What is the point of uttering such rubbish? The markets know this is untrue, and so does the IMF. It is an almost surreal refusal to recognize that investors are - for good reasons - terrified about French bank exposure to Italian sovereign debt. Mr Noyer encapsulates the mixture of stubborness and amour propre now threatening the world with disaster, and which is so like the French reflex as everything collapsed in mid-1931. Funny how they never change.


The rest here.

The interesting thing will be how the cultural and political differences between Europe and the US will be reflected in the structure of the bailout.

Ambrose talks of the French "seizing" banks to recapitalize them. Taxpayer bailouts or "recapitalizations" of the banks really warrant public control, especially if the banks are insolvent and the remaining equity is zilch -- new money should own 90%+.

Now in the US, given Obama's disgusting worship of financiers, the idea of actually forcing through some serious change never was really on the table.

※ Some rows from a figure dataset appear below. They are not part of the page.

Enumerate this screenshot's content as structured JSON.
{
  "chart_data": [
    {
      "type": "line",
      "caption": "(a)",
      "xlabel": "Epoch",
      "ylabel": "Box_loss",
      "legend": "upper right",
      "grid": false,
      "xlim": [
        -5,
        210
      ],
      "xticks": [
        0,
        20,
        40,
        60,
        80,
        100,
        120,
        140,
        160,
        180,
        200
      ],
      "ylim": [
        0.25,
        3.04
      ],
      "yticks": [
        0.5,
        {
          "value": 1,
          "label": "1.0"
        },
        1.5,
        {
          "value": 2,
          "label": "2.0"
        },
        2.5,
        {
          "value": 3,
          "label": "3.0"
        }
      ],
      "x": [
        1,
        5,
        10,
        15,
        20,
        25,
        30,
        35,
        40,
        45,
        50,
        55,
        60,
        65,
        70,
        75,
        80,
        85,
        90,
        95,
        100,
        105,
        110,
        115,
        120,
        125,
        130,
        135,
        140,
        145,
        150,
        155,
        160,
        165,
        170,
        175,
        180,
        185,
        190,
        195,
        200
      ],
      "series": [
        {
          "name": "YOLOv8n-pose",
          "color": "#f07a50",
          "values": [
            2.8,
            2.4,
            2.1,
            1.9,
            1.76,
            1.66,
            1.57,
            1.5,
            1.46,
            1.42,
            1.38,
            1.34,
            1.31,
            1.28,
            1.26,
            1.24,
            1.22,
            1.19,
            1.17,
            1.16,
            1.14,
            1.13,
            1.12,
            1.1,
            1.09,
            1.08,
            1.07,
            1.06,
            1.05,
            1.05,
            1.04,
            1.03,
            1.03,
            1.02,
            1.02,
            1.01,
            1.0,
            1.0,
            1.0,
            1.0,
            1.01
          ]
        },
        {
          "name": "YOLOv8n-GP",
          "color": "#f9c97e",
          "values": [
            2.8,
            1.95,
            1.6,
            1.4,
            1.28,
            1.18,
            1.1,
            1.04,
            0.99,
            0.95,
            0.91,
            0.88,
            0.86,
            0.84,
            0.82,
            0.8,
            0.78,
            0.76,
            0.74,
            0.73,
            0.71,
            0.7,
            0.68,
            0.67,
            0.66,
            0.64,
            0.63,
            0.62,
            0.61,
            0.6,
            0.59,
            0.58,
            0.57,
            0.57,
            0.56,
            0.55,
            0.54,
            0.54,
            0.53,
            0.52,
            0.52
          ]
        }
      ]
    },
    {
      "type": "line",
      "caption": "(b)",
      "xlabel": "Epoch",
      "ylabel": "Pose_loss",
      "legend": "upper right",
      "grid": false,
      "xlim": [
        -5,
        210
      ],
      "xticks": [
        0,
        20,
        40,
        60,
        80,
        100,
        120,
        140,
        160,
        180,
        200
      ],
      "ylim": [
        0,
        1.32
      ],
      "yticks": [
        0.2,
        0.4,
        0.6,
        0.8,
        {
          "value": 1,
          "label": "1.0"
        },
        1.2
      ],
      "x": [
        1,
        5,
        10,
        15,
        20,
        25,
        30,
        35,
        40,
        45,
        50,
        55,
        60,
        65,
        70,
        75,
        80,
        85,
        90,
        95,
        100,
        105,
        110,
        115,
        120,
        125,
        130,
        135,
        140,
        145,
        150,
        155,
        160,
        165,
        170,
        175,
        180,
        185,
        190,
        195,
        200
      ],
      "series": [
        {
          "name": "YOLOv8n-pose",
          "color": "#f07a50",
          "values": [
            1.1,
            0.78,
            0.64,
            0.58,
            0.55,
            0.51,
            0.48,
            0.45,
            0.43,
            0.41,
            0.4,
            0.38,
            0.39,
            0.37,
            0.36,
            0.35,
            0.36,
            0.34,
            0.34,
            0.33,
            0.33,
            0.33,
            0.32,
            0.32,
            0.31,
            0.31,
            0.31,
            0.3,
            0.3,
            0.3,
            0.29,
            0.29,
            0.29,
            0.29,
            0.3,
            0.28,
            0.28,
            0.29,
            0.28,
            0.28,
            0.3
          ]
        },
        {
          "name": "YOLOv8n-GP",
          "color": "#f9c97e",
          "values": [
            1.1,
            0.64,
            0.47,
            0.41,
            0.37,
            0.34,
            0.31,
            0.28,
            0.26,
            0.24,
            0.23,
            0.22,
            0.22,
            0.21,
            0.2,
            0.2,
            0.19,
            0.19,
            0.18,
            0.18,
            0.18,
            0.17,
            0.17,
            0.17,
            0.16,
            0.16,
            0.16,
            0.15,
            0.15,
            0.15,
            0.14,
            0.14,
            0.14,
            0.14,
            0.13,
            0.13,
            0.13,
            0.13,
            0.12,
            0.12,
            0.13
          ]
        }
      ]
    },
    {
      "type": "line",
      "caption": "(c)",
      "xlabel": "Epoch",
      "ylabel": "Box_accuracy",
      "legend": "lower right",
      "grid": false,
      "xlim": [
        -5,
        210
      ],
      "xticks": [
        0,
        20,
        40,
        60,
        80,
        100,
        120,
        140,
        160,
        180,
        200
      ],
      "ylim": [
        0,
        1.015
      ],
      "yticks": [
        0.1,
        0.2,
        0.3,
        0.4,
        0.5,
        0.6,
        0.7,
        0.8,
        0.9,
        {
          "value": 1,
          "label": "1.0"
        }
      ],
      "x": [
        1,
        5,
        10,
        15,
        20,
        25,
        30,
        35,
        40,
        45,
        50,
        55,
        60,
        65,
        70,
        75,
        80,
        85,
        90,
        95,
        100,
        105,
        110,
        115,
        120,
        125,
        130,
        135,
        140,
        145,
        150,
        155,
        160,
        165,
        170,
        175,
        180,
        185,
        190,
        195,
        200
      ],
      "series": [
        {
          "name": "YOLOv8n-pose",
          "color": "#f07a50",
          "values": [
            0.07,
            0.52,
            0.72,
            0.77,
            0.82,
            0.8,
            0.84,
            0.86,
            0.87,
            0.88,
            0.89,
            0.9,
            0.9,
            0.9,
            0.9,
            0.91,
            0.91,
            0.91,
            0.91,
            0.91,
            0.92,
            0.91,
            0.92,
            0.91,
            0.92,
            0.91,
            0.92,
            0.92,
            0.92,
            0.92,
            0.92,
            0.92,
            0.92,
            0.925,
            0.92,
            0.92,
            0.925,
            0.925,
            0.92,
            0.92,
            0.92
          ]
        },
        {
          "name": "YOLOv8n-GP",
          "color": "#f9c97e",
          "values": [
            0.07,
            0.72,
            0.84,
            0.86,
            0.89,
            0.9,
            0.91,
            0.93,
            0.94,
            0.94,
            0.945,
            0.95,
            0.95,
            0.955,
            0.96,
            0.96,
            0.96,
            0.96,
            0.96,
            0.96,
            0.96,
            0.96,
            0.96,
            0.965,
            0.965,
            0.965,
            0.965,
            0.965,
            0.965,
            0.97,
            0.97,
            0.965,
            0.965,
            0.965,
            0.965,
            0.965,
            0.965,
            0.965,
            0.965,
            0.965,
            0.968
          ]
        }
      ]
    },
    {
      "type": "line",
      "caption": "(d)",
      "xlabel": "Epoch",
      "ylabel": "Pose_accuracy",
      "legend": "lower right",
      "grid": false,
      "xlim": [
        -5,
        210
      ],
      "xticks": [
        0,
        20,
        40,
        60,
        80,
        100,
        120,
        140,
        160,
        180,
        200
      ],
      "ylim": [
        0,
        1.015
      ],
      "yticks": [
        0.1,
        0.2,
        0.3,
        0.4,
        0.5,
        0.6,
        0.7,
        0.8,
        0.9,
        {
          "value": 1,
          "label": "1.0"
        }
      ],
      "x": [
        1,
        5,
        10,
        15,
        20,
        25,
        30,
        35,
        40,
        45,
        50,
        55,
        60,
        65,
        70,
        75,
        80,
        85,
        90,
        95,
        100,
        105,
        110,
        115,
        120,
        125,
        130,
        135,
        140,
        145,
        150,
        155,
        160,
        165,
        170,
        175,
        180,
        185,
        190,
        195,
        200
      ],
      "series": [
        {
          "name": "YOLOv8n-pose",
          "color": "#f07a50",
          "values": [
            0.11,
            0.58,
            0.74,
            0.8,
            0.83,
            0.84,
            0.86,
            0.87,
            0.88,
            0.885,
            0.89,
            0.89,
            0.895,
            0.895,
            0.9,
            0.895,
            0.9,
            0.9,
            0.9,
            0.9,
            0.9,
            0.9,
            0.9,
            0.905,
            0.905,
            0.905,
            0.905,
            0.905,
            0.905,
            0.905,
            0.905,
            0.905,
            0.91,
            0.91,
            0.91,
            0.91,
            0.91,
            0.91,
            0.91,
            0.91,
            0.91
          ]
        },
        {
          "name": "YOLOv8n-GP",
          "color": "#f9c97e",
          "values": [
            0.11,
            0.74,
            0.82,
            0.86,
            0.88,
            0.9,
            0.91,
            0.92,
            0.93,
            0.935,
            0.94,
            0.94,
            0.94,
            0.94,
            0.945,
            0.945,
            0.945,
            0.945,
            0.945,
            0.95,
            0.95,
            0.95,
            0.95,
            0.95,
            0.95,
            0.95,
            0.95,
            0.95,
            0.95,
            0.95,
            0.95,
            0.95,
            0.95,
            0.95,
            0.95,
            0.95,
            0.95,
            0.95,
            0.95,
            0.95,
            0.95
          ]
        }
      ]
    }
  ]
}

But with the FDP's electoral loss in Berlin, and the potential revolt of the backbenchers, a government of national unity with the Social Democrats is a possibility; and the Social Dems support the European project, but I'm not sure that they are going to be as banker friendly as all the Goldman Sachs alumni running things in the US. So we may actually see a publicly funded bailout in Europe that reflects the public interest a bit more.

If they really go down that path, forcing the bondholders (banks) to take their losses, and then printing to neutralize the deflationary impact, then the Eurozone may actually emerge stronger than anyone imagines.